Ladies and Gentlemen, in conclusion let me just express the danger we are facing at present is that the elections could be lost by 4th May 1994. Let us not kid ourselves; ZANU-PF doesn’t mind having a low voter registration turn-out. I know Minister Dabengwa has been talking about it. He is a man of integrity and I think he wants to do what is right and is encouraging people to register. But have you heard a single word by the President of this country encouraging people to go and register? Did he say a word about it on Independence Day when he had an audience of 50,000? I didn’t hear him. Perhaps I missed something. Did any of you here mention a word about people needing to register? I didn’t hear it from the President of the country! What I am saying is that it is not necessarily in the interests of ZANU-PF for people to register.

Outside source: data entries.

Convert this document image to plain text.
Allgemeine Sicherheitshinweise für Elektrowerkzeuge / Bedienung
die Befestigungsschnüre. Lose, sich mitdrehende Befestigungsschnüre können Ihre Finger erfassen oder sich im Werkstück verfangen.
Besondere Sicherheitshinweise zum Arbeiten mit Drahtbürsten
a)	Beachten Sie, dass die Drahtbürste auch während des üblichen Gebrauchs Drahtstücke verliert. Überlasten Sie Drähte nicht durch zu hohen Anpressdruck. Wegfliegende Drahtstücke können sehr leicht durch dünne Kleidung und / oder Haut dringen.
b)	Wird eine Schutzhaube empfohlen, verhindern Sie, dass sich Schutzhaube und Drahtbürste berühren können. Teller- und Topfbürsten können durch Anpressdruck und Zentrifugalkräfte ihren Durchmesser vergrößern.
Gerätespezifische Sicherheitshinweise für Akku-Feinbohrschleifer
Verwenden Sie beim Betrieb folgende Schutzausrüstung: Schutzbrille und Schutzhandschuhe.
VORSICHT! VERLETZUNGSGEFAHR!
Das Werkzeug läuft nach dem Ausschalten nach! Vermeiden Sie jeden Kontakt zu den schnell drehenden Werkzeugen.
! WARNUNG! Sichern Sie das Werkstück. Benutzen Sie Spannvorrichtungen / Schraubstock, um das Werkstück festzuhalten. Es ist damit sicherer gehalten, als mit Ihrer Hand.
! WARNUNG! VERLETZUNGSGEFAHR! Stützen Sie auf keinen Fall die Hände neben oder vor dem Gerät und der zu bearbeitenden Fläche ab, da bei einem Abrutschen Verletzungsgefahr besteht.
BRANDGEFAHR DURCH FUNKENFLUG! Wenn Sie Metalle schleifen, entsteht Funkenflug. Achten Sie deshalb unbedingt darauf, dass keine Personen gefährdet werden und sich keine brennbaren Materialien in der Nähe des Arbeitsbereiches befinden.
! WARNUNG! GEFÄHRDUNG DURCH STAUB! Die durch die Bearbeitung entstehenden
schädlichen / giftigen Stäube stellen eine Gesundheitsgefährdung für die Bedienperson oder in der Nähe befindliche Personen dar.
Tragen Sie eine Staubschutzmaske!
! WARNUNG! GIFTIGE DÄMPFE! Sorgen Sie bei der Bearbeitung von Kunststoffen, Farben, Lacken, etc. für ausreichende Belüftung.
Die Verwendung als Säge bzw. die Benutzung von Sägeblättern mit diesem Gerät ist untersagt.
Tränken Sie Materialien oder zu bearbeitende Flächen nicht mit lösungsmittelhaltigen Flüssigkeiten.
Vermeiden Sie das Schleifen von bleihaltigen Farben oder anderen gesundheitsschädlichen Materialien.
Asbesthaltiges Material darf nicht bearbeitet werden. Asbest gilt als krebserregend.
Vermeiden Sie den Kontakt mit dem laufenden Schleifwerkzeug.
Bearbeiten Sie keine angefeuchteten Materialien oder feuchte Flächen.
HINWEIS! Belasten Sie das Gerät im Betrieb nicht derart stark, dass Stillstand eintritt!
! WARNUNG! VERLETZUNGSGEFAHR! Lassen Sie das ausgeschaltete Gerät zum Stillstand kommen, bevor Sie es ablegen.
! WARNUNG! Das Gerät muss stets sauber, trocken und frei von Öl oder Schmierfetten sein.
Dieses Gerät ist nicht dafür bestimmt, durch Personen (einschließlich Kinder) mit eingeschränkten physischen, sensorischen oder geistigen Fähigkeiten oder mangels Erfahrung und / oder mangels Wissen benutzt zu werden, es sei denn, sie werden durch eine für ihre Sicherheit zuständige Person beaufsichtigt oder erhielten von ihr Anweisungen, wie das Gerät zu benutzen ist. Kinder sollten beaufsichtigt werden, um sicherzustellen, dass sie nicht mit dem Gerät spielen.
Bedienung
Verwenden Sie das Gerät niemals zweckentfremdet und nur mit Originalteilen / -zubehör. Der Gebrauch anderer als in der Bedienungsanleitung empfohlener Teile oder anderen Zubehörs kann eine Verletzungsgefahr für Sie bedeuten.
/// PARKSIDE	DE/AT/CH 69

I want to tell you in closing a little story. I was down in Botswana in February and I had a bit of run in with the Registrar General, Mr Mudede. We were both at a conference looking at the electoral process and before I had the run in I have a couple of private chats with him and he told me two things. I approached him and I expressed my concern about the voter registration exercise which wasn’t happening then, and he told me not to worry because two things were happening. He said to me that we have already got mobile voter registration teams in rural areas, and secondly that all those who are turning eighteen before the elections will automatically go onto the voters’ roll. He explained to me that the moment you register, you get your identification documents and you get your number, it goes into a computer and he said that registration will automatically put you onto the voters’ roll. Now what has happened since then? Since February this year we hear that everyone has to re-register again and we are told that the registration process hasn’t happened in the rural areas. But where lies the truth? Have they been registering the rural people or haven’t they? And why aren’t these young people going to be automatically registered? I wonder if we are seeing another scam developing here. Let’s face it, ZANU-PF are happy if rural people register; they know they lack support in urban areas. So, firstly, they want rural votes. Secondly, the last thing they want are votes from young people. People who have turned eighteen in the last five years haven’t got a single reason to vote for ZANU-PF and they’ve got millions of reasons to vote for other people. Now, what I am saying in all of this is that there is a grave danger that if a disproportionate number of voters register in rural areas, but young people don’t register, ZANU-PF could win by default. What happens if ZANU-PF wins by default is that they will have another 5 years of unaccountable government, another 5 years of corruption, another 5 years of the system of patronage, of bloated government. The question I want to leave you with is can democracy in this country survive another 5 years? I fear that it can’t. I fear that ultimately the strains on our society will become so great that people will lose all respect for the democratic process, and what happens then is that we get a Liberia or a Rwanda or a Burundi, where young people take to the streets.

Ladies and Gentlemen, you have a duty to go and register if you haven’t registered yet. If you have registered and know of people around you who haven’t, go and tell them to register. Don’t beat around the bush – we have until 4th May to register. Your future is in your own hands.